Il y a eu aussi diverses initiatives prises pour présenter cette saga sur grand écran. En 2009, Danny DeVito avait fait part de son projet de produire et de réaliser un film sur Crazy Eddie avec la coopération d’Eddie Antar, qui était alors encore vivant – un projet qui s’était écroulé suite à la crainte que les investisseurs de la chaîne ne décident de poursuivre les réalisateurs devant les tribunaux.

En 2019, des rumeurs avaient laissé entendre que le réalisateur de « Benjamin Gates et le Trésor des Templiers », Jon Turteltaub, réaliserait son propre film sur Crazy Eddie, appelé « Insane, » avec comme scénariste Peter Steinfeld, qui avait aussi été impliqué dans les préparations du long-métrage de DeVito qui n’a finalement jamais vu le jour. Aucune autre information n’a filtré sur ce projet dans les trois années qui se sont écoulées.

Le livre de Weiss est dédié « aux victimes » de la fraude. Qui sont ces victimes ?

La première femme d’Eddie, Debbie, avait affirmé que son mari l’avait frappée à une occasion et qu’il avait fait également de nombreuses promesses sur un accord de divorce qui ne devait jamais être adopté – jusqu’à ce qu’elle-même remporte une victoire judiciaire creuse à une époque où il n’y avait plus d’argent à récupérer. Mais il y avait eu aussi un grand nombre de victimes d’un point de vue financier.

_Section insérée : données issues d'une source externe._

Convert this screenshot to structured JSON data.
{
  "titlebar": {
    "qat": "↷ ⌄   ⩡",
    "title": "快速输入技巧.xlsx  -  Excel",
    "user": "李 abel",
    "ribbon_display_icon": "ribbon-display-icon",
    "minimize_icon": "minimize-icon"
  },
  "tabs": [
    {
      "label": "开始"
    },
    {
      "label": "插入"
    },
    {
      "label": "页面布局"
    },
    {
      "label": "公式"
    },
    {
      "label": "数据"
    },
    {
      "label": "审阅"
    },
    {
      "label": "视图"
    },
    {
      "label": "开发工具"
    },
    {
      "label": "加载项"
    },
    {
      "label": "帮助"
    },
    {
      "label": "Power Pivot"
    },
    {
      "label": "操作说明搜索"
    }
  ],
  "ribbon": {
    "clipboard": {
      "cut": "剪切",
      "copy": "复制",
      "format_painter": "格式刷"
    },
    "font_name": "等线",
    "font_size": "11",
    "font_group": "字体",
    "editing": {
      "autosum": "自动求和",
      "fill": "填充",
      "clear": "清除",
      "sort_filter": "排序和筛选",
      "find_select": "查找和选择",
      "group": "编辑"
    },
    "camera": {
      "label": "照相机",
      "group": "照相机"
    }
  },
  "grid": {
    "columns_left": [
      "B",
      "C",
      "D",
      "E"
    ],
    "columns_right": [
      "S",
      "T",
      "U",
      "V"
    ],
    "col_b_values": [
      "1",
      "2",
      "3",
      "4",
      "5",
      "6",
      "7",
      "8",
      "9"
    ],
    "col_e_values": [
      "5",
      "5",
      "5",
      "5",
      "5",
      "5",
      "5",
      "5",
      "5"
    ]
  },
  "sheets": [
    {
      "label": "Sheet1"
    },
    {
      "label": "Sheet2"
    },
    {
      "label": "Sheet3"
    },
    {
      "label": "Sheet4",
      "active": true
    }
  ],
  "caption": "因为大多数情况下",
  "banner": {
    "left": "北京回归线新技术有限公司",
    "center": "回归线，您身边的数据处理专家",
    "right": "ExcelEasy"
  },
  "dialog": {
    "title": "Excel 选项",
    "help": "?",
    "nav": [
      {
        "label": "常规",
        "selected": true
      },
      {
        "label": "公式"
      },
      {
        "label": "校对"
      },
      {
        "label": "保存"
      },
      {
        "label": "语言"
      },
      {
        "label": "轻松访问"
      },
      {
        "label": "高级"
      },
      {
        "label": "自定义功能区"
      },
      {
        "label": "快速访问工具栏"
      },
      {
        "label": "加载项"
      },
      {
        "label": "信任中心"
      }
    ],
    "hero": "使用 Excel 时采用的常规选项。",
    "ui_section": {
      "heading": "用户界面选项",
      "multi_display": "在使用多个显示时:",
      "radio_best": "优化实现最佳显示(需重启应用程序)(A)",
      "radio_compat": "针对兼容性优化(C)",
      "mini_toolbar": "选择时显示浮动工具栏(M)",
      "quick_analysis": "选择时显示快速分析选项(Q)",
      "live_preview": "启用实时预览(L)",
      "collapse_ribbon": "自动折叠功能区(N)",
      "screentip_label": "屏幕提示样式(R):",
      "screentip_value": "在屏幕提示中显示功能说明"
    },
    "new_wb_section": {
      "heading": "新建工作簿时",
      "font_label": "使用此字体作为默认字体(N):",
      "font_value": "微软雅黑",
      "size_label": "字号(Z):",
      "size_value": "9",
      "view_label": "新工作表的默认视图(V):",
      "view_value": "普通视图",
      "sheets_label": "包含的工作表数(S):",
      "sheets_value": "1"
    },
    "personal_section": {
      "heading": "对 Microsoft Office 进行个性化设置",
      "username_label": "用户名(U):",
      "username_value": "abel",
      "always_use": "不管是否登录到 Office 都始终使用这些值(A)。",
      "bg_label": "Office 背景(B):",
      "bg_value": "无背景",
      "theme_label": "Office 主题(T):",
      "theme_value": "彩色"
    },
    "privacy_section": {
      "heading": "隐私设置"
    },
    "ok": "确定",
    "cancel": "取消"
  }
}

« Je suppose que les victimes ont été les actionnaires, ces gens qui ont acheté des actions », dit Weiss. « Les investisseurs, les clients – parce que les clients ont été les victimes de multiples intrigues, qui allaient de la magouille à des appareils d’occasion vendus comme neufs. J’ai entendu quelqu’un prendre la défense de Crazy Eddie en disant que ‘mais il ont fait une bonne affaire’. Non, ces gens n’ont jamais fait une bonne affaire. Crazy Eddie avait bâti sa réputation de présenter les prix les moins chers, mais ces gens ont été escroqués ».